While at the 2014 Bio IT World conference, I had the opportunity to interview Pek Lum, Ayasdi’s Chief Data Scientist. Ayasdi is an analytics platform which enables researchers to understand their data through topological networks.
Moe Alsumidaie: How Does Ayasdi envision the future of medicine?
Pek Lum: At Ayasdi, we let the data speak for itself, for example, we are able to group patients through targeted visualizations, such as biomarker electronic medical record, clinical, and demographic data, and we optimize the shape of these visualizations to interrogate the data with statistical analysis. This allows the medical community to optimize therapeutic administration through visualization by segmenting targeted patients in a better way. To elaborate, we provide a more detailed view of biomarkers, the impact of genetics on therapeutic outcomes, and adverse event discovery.
MA: Ayasdi did a few case studies with Mount Sinai and the Michael J. Fox Foundation. Can you elaborate on the results?
PL: At Mount Sinai, we did a collaborative with Joe Dudley, where we accessed a rich database of medical records, including diagnoses, CPT codes, bloodwork, and genotype data of about 30,000 patients. We then specifically focused on over 2000 patients diagnosed with diabetes. We first evaluated medical records to uncover trends in medical outcomes, for instance, whether a patient is reacting to a particular therapy, and we then linked these trends with patients’ biobank data to understand whether specific genotypes had an impact on patient diagnoses and therapeutic outcomes. Through aggregated genotype visualization analysis, we discovered that there were at least three subgroups associated with diabetic patients, which is now changing the way we treat and diagnose diabetic patients.
At the Michael J. Fox Foundation, we analyzed data derived from smart phones that were carried around by Parkinson’s disease patients as well as a group of non-affected controls for about a month. Data was collected every second from the phones. In addition to being able to separate controls from the patients, we also uncovered two subgroups of Parkinson’s patients. We are not sure what those two subgroups are clinically because that information was not available but these two groups differ in their movements at certain frequencies. With this kinds of analysis, we hope to be able to assist physicians with understanding patient disease progression by how the patient moves on this visualization or “map” after being treated, and correspondingly, allow physicians to optimize their treatment regimens for Parkinson’s disease patients in real time.

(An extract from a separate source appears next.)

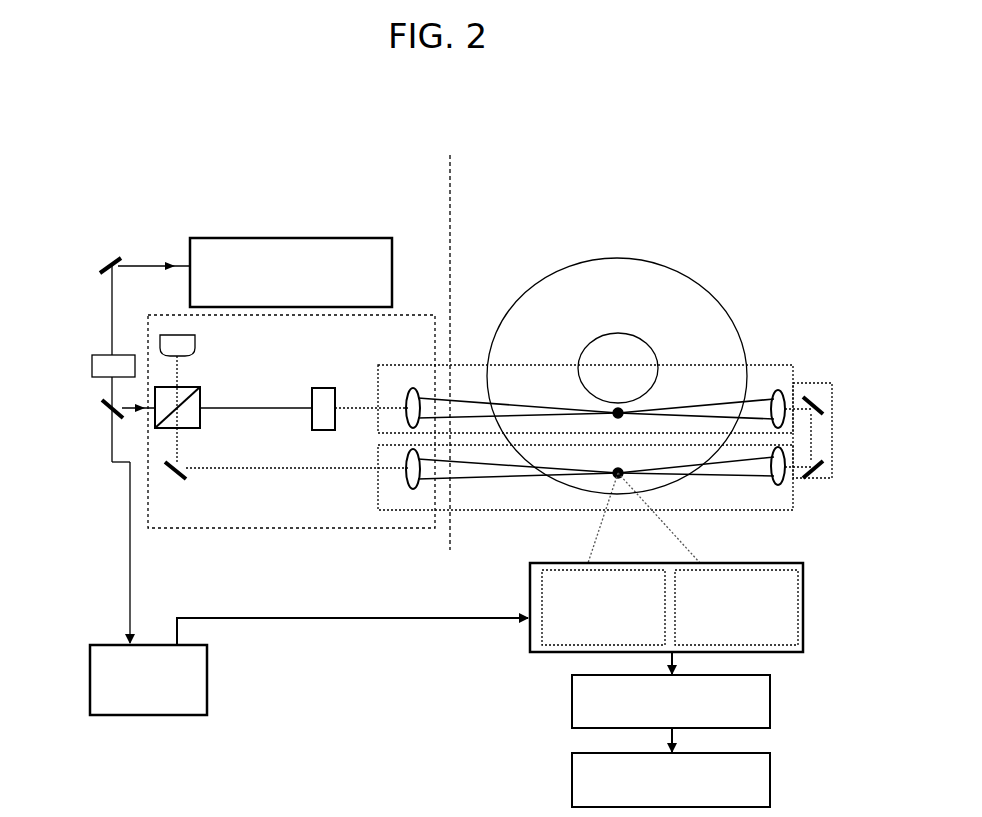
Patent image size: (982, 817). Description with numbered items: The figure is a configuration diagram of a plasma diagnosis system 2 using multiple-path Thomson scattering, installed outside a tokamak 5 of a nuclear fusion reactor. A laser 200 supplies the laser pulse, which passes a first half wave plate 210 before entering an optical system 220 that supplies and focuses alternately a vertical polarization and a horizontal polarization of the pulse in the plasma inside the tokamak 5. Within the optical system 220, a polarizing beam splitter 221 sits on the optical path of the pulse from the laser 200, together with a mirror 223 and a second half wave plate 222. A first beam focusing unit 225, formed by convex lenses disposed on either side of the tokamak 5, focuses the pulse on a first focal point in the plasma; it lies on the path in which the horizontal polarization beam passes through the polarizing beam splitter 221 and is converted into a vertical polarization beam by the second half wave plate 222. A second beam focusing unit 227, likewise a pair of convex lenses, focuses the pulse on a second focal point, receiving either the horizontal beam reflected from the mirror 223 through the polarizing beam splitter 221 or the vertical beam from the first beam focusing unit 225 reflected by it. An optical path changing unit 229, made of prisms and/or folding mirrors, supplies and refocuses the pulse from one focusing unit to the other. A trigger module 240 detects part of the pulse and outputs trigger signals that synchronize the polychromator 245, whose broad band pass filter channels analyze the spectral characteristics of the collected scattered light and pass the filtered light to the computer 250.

MA: How will Ayasdi’s platform help in therapeutic targeting and clinical trial design?
PL: Ayasdi’s platform can improve drug development in several ways. Firstly, enhancing patient targeting through biomarker analysis. Sponsors tend to express concerns that targeting a medical product may reduce the applicability of the product on the patient population after it has been approved; on the contrary, targeting improves the success of a medical product’s commercialization potential because sponsors can demonstrate high effectiveness outcomes, which means insurance companies will be more compelled to cover the medical product, and sponsors can better balance the pricing of their medical products due to uniqueness. Herceptin is a great example of a successful targeted therapy. Secondly, the Ayasdi system can reduce the amount of patients that are needed in a clinical trial because sponsors can tailor a clinical trial for subjects best predicted to respond through biomarker screening, which brings us to my last point, the Ayasdi analysis and visualization system can significantly improve therapeutic outcomes in clinical trials.